- Battle of Abala: Part of Jihadist insurgency in Niger
| Date | May 31 – June 1, 2017 |
| Location | Abala and Bani-Bangou, Niger and Menaka Region, Mali |
| Result | Allied victory |

Belligerents
- Niger Mali GATIA MSA France: Islamic State in the Greater Sahara

Commanders and leaders
- Unknown: Mohamed Ag Almouner

Casualties and losses
- 6 killed, 1 missing: 15 killed

= Battle of Abala =

2017 battle

Between May 31 and June 1, 2017, clashes broke out between Nigerien forces and the Islamic State in the Greater Sahara (ISGS) near Abala, Niger. These clashes expanded to the Nigerien-Malian border near Bani-Bangou, and on June 1 the ISGS militants were confronted by French, Malian, and Tuareg militias when the militants fled towards Ménaka Region, Mali.

== Background ==
Since its emergence in October 2016 and its first attacks on the Koutoukole prison and possibly Nigerien forces in Tazalit, the Islamic State in the Greater Sahara began conducting attacks along the Nigerian-Malian-Burkinabe tri-border area. In late 2016 and early 2017, the group began more and more attacks on Nigerien forces, including at Bani-Bangou, Tilwa, and Wanzarbé.

== Battle ==
The attack on Abala took place at 7pm on the afternoon of May 31. The jihadists attacked a patrol of Nigerien forces with 11 to 14 pick-ups, including at least two equipped with 14.5mm machine guns. The jihadists were led by a commander named Mohamed Ag Almouner, known as Tinka. The vehicles had been stolen from an earlier raid on Nigerien forces on Ayorou on May 11, leading the Nigerien forces present in Abala to believe that the jihadists were instead their comrades. Fighting between the two groups ended at nightfall. The jihadists then retreated from the area with four newly captured vehicles.
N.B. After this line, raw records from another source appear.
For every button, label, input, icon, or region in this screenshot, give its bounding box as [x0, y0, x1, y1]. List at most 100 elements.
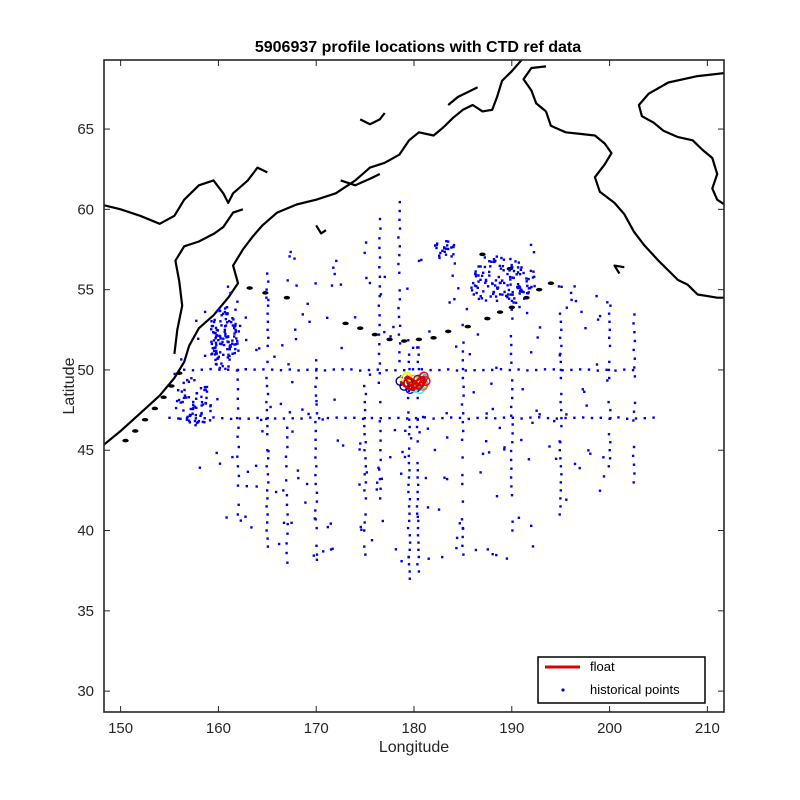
historical-point — [368, 281, 372, 285]
historical-point — [509, 335, 513, 338]
historical-point — [490, 382, 493, 385]
historical-point — [378, 246, 381, 250]
historical-point — [364, 457, 367, 460]
historical-point — [377, 304, 380, 307]
historical-point — [428, 330, 431, 333]
historical-point — [329, 522, 332, 525]
historical-point — [378, 477, 382, 481]
historical-point — [503, 281, 506, 285]
historical-point — [199, 414, 202, 417]
historical-point — [232, 318, 235, 321]
historical-point — [363, 449, 366, 452]
historical-point — [474, 273, 478, 277]
x-tick-label: 150 — [108, 720, 133, 737]
historical-point — [288, 255, 291, 258]
x-tick-label: 180 — [401, 720, 426, 737]
historical-point — [470, 286, 473, 289]
historical-point — [398, 271, 401, 274]
historical-point — [409, 437, 413, 440]
y-tick-label: 40 — [77, 523, 94, 540]
island-mark — [160, 395, 167, 400]
historical-point — [407, 490, 410, 494]
historical-point — [485, 440, 488, 443]
historical-point — [474, 548, 478, 552]
historical-point — [379, 439, 382, 442]
historical-point — [332, 368, 335, 371]
historical-point — [220, 314, 223, 317]
historical-point — [286, 436, 289, 439]
historical-point — [195, 397, 198, 400]
historical-point — [364, 481, 368, 484]
historical-point — [225, 321, 229, 324]
historical-point — [195, 319, 198, 322]
historical-point — [426, 506, 430, 509]
historical-point — [506, 293, 510, 296]
historical-point — [462, 553, 465, 556]
historical-point — [416, 346, 419, 349]
historical-point — [552, 368, 555, 371]
historical-point — [607, 312, 611, 315]
x-tick-label: 190 — [499, 720, 524, 737]
historical-point — [363, 384, 366, 388]
historical-point — [282, 521, 286, 524]
historical-point — [191, 369, 195, 372]
historical-point — [255, 348, 258, 352]
historical-point — [432, 417, 435, 420]
historical-point — [364, 497, 368, 500]
historical-point — [408, 447, 411, 450]
historical-point — [234, 330, 237, 334]
historical-point — [267, 481, 270, 484]
historical-point — [436, 242, 439, 245]
historical-point — [569, 291, 573, 295]
historical-point — [491, 368, 494, 372]
historical-point — [363, 489, 366, 492]
historical-point — [452, 243, 456, 247]
historical-point — [378, 314, 381, 317]
historical-point — [230, 321, 233, 324]
historical-point — [416, 461, 419, 465]
historical-point — [408, 469, 411, 472]
historical-point — [573, 462, 577, 466]
historical-point — [529, 416, 532, 419]
historical-point — [378, 285, 381, 288]
historical-point — [453, 262, 456, 265]
historical-point — [205, 390, 209, 393]
historical-point — [181, 400, 184, 404]
historical-point — [511, 317, 514, 320]
historical-point — [397, 315, 401, 319]
historical-point — [573, 285, 576, 288]
historical-point — [365, 471, 368, 474]
historical-point — [609, 416, 612, 420]
historical-point — [523, 297, 526, 300]
historical-point — [420, 368, 423, 371]
historical-point — [227, 365, 230, 368]
historical-point — [210, 340, 213, 343]
historical-point — [498, 293, 502, 296]
historical-point — [255, 485, 258, 488]
historical-point — [512, 301, 515, 304]
historical-point — [407, 339, 410, 342]
historical-point — [315, 544, 318, 547]
historical-point — [367, 368, 371, 372]
historical-point — [380, 477, 383, 480]
coastline — [637, 72, 724, 206]
historical-point — [188, 414, 192, 418]
historical-point — [535, 409, 538, 412]
historical-point — [363, 433, 366, 436]
historical-point — [212, 331, 215, 334]
historical-point — [234, 308, 237, 311]
historical-point — [314, 473, 317, 477]
historical-point — [314, 456, 317, 459]
historical-point — [495, 553, 498, 557]
historical-point — [378, 256, 382, 259]
historical-point — [221, 340, 224, 344]
historical-point — [417, 346, 420, 349]
historical-point — [407, 556, 410, 559]
historical-point — [379, 487, 382, 490]
coastline — [104, 60, 523, 447]
historical-point — [455, 345, 458, 348]
historical-point — [531, 421, 534, 424]
historical-point — [602, 456, 605, 459]
historical-point — [497, 275, 500, 279]
historical-point — [607, 465, 610, 468]
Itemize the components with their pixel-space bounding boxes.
Nigerien forces continued combing and cleanup operations in the area following the attack, and fighting with the ISGS resumed the next day near Bani-Bangou on the Nigerien-Malian border. The Nigerien Army deployed helicopters and recaptured two of the four vehicles. French planes also were deployed to the area to combat the jihadists. The ISGS militants fled to Ménaka Region of Mali, where they were confronted by Malian and French forces alongside the Tuareg militias of GATIA and the Movement for the Salvation of Azawad.

== Aftermath ==
AFP reported that four Nigerien National Guardsmen and two gendarmes were killed, and one soldier was missing. The French Army stated on June 8 that the majority of the attackers were killed or wounded, and that some of the equipment stolen during the initial attack was recaptured. RFI stated that fifteen jihadists were killed.

The Islamic State in the Greater Sahara was accused of the attack. In late June, ISGS leader Adnan Abu Walid al-Sahrawi accused Imghad and Daoussahak Tuaregs of being accomplices of France and Niger, and threatened Moussa Ag Acharatoumane and El Hadj Ag Gamou, the heads of the MSA and GATIA respectively. ISGS claimed responsibility for the attack on January 12, 2018, in a statement published in the Nouakchott Information Agency.